The problem is that sort of dedication comes from enthusiasts of the genre, and the results are apparent if you talk to anyone who plays video games but not fighting games. You will hear a lot about how they don’t want to put the time in or have to deal with getting stomped over and over by players who put more time into that one game than they have free in general. There is this general feeling of being at a basketball court playing one on one matchups where at any given moment Stephen Curry might just step up and play you. For some people this concept is super exciting, but for many the idea of being trounced by someone clearly in a different weight class than you sours the whole experience.
It’s easy to simply shake off these worries and tell casuals to get good. After all, if they care, they’ll put in effort. If they don’t, who cares? But we live in a world where Street Fighter 5, the biggest fighting game in the world today, is failing to meet sales expectations. This should be worrying to fighting game fans. The first fighting game dark ages came from market saturation, leaving an era without competitive titles that didn’t end until 09 when Street Fighter 4 brought fighting games back to the market forefront. I’m worried that we might be slowly heading back towards another dark age as fighting games become more and more niche and fewer and fewer players are willing to put in the time and effort to break into the genre when so many others provide much smoother introductions to competitive gameplay.

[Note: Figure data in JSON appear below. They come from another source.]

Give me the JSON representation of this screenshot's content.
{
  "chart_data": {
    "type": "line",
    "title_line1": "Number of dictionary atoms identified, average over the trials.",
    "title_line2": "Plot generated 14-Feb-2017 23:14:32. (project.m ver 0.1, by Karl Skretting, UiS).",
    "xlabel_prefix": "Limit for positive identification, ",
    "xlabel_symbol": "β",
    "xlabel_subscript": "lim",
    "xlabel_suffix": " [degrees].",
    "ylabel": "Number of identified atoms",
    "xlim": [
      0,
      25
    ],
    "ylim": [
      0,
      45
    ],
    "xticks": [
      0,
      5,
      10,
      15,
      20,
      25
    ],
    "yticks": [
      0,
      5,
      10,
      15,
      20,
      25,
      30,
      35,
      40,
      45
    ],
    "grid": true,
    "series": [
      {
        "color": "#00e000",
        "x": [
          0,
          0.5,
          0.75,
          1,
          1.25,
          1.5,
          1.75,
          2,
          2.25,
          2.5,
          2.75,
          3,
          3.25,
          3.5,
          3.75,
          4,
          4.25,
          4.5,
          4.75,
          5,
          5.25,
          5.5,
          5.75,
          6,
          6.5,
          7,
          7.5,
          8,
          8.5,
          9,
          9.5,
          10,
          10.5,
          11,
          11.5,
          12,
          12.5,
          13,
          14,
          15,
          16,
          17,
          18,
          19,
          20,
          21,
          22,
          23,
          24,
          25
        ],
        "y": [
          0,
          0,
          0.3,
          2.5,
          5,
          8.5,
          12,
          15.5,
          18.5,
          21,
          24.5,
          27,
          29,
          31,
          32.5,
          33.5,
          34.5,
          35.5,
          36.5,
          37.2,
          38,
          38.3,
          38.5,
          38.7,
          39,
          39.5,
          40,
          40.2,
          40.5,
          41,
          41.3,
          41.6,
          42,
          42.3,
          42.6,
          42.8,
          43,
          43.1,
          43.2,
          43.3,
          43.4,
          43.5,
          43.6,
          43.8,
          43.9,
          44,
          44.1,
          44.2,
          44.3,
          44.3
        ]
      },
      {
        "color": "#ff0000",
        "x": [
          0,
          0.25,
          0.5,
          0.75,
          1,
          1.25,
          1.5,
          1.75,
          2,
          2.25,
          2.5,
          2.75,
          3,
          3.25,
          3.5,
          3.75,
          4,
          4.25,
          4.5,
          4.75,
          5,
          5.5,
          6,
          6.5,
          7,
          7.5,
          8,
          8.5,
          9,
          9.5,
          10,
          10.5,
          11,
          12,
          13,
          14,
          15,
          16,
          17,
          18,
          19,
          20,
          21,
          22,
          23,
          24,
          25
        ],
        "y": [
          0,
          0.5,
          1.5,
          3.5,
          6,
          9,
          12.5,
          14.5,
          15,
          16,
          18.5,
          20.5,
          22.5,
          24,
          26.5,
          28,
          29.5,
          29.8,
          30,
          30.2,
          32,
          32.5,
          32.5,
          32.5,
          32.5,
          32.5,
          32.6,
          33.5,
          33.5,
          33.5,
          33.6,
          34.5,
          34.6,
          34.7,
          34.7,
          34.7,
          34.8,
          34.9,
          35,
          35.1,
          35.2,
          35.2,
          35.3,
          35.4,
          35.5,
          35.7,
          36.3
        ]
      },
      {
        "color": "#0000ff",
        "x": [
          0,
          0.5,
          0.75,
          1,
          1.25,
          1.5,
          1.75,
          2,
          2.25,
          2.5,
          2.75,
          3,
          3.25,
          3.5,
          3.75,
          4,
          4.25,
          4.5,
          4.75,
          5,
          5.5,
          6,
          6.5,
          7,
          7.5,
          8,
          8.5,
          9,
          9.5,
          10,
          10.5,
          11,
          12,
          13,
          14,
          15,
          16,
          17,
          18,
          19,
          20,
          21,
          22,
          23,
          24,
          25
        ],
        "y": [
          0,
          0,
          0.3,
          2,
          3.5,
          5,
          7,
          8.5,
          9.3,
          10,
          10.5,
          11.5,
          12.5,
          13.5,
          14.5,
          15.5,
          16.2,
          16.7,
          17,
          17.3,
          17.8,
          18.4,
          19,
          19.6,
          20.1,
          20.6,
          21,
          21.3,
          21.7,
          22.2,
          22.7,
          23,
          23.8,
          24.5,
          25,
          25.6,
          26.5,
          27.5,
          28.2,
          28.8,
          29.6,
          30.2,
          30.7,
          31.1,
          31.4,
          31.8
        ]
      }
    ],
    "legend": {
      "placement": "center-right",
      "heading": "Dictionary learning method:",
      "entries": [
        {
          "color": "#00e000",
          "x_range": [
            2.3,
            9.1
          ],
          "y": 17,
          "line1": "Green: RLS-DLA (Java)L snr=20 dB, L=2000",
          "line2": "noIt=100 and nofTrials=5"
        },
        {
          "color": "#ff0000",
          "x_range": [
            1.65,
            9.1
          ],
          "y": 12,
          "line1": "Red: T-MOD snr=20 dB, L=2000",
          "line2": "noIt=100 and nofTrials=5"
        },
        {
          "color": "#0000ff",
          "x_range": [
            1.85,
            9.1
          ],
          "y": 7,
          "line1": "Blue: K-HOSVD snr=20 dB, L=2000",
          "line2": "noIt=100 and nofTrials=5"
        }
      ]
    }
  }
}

I think part of the reason people don’t like to talk about this problem is that it doesn’t have an easy solution. Online and in game resources exist, but casual players don’t want to have to study a game before they play it. I honestly feel like a lot of this could be alleviated with better single player AI opponents, but that is a field that could be a major time and money sink and is of little interest to the core fighting game audience. Ultimately the best thing that can be done right now is outreach. I didn’t know about my local fighting game group until I ran into them at a public event. Gathering new players and building a base of new and intermediate players can do a lot for the health of a local scene, and if this happens in enough cities, you may actually begin to see an effect on matchmaking.
Fighting games are bigger than they have ever been, and despite the fact that I’m not actually all that good at them, I still love them. I love the struggle. This year I got to see the biggest fighting game tournament in the world broadcast on ESPN2. I want to continue to see scenes grown and new fighting game players be born. I’d hate to see things begin to backslide because the next generation didn’t have a group of peers to get their start with.